I started to look into where that time was being spent and I noticed something interesting. The time was not on the application server level but there was a spike in network time.
I immediately started asking why is there an increase in network time. The obvious answer is geography, or cellphone network speeds. To prove this I started looking at the new relic geography view and discovered that most of the slow traffic from Asia, specially India and China. Additionally India had the majority of all page resets during that time span.
This was a satisfying answer but as I studied the graphs more I noticed a hotspot of slow request in the United States. Specifically Ashburn, Virginia. This is a particularly puzzling discovery given that our datacenter is also located in Virginia. I decided to check another night and realize every night we get a large amount of slow request form Ashburn, Virginia.
Thank to the handy pni module we were logging username to new relic with our transaction data. When I looked at the users that were making these slow requests I realized all the requests were coming from a one single account. The account handles our synthetic monitoring and because it is a “fake account” it was causing all of our data requests to timeout.

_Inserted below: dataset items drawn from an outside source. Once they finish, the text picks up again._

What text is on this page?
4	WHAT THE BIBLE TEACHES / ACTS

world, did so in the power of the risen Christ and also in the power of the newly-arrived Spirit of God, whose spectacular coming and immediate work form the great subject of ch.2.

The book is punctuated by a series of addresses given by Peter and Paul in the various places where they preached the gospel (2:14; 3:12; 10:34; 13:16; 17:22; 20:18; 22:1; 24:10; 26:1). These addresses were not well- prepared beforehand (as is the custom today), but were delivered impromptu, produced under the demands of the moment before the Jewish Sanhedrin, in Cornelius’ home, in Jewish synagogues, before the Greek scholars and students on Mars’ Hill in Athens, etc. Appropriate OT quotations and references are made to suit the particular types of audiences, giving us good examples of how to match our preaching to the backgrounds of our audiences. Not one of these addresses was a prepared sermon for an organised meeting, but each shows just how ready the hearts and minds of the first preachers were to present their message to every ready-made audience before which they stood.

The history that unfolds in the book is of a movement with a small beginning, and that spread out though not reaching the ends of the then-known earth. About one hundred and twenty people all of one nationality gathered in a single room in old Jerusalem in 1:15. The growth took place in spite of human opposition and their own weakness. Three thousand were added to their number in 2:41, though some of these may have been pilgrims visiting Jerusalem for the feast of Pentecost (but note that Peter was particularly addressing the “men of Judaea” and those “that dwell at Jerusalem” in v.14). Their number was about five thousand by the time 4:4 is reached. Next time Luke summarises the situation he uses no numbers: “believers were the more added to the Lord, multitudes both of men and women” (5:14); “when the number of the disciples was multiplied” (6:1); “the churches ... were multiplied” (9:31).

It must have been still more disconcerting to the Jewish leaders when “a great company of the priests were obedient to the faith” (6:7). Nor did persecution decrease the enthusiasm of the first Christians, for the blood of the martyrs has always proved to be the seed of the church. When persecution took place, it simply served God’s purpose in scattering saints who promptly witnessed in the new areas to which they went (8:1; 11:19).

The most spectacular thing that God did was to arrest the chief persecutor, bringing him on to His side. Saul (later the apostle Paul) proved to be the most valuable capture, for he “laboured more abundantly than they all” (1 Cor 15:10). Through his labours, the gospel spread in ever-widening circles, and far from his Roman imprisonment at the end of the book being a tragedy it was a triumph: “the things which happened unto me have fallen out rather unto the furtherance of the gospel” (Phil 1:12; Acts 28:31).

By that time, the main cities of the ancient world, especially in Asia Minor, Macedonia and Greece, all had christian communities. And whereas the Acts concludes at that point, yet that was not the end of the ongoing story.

Finding the cause of these slow transactions was half the battle. I am not sure what the solution is going to be. I suspect we will have our hosting provisor provision a couple of additional servers in the Asia region and implement an aggressive cache warming strategy for our external data. I hope things gives you some insight on how to use new relic. New Relic is highly useful if you know what you're doing but If you don't know what you're doing there is great worth in learning. New relic gives you a lot of good information out of the box but can become an invaluable tool with a little tender love and care.